While commending the northern leaders and elders for supporting the political solution, Dickson in a statement signed by his Chief Press Secretary, Mr. Daniel Iworiso-Markson, declared that only a political solution will deliver a win-win situation for PDP.

He added that the northern PDP leaders’ position accentuated their commitment to finding peace in the shortest possible time, stressing that if the party needed to put its house in order, “personal interests, ego and differences must give way to the overall survival of the PDP.”

However, sources from the north revealed that the new thinking in the zone was propelled by the failure of the APC to unite the country on a clear path of harmony and economic prosperity. The source added that former military leaders, some knowledgeable traditional rulers and statesmen met, and after reviewing the political trajectory in the country, conclude that something must be done quickly to arrest the zirigaziriga being undertaken by PDP.

Immediate past governor of Jigawa State, Alhaji Sule Lamido, told The Guardian that the PDP’s slide predated Makarfi and Sheriff, remarking that the party had withstood the whims of “phenomenal strong men”, it would soon overcome the present challenges.

Going down memory lane, Lamido lamented that leaders of the party failed to act when the first signs of the lack of structural alignment in the party started manifesting.

“Some of us in the Governors’ Forum decided on shuttle diplomacy around the country and visited founding fathers of the party. We alerted them to the possible dangers and national calamity that could befall the country if PDP goes asunder,” he recalled.

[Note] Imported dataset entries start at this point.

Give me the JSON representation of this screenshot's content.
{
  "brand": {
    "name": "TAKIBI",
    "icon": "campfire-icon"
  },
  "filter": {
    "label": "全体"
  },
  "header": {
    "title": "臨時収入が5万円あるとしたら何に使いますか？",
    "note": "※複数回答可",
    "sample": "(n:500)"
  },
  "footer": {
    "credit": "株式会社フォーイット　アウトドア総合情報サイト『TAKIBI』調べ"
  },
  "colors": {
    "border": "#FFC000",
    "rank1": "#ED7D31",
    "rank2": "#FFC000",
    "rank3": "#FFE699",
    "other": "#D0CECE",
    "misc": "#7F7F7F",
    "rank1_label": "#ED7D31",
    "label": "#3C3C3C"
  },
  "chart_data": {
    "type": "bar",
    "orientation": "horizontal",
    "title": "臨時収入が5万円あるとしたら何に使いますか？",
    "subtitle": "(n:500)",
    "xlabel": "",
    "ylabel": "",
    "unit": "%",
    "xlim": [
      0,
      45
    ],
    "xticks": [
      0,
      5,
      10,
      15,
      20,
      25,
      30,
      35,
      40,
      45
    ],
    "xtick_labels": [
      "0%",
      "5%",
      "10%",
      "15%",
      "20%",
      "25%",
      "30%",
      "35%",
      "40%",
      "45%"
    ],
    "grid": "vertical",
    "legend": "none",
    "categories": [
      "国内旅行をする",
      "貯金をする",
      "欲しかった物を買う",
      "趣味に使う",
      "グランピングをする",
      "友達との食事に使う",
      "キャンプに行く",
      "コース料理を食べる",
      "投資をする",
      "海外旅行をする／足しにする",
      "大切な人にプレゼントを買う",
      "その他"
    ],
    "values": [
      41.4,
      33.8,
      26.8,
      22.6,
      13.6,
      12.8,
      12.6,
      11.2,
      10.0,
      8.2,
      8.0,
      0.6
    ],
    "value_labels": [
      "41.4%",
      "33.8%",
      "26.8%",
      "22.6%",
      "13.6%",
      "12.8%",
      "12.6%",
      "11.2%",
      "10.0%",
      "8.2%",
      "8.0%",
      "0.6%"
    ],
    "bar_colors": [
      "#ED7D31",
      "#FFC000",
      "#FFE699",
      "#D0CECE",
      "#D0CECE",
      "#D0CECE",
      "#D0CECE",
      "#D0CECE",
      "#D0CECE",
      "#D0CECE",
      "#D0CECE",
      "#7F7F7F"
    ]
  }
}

Lamido said it has dawned on all that the programmes being pursued by the present administration were those initiated by the PDP administration, pointing out that despite the demonizing of the party, initiatives by the former President Goodluck Jonathan in the areas of railway rehabilitation and unbundling of the power sector cannot be rivaled.

The former Jigawa governor acknowledged that the PDP made mistakes, saying there was no way APC could have won the presidential election without the leverage of PDP. He said the overall intention of the seven governors before the crisis broke out was not essentially to defect, but to rouse the party to the failings within its internal organs.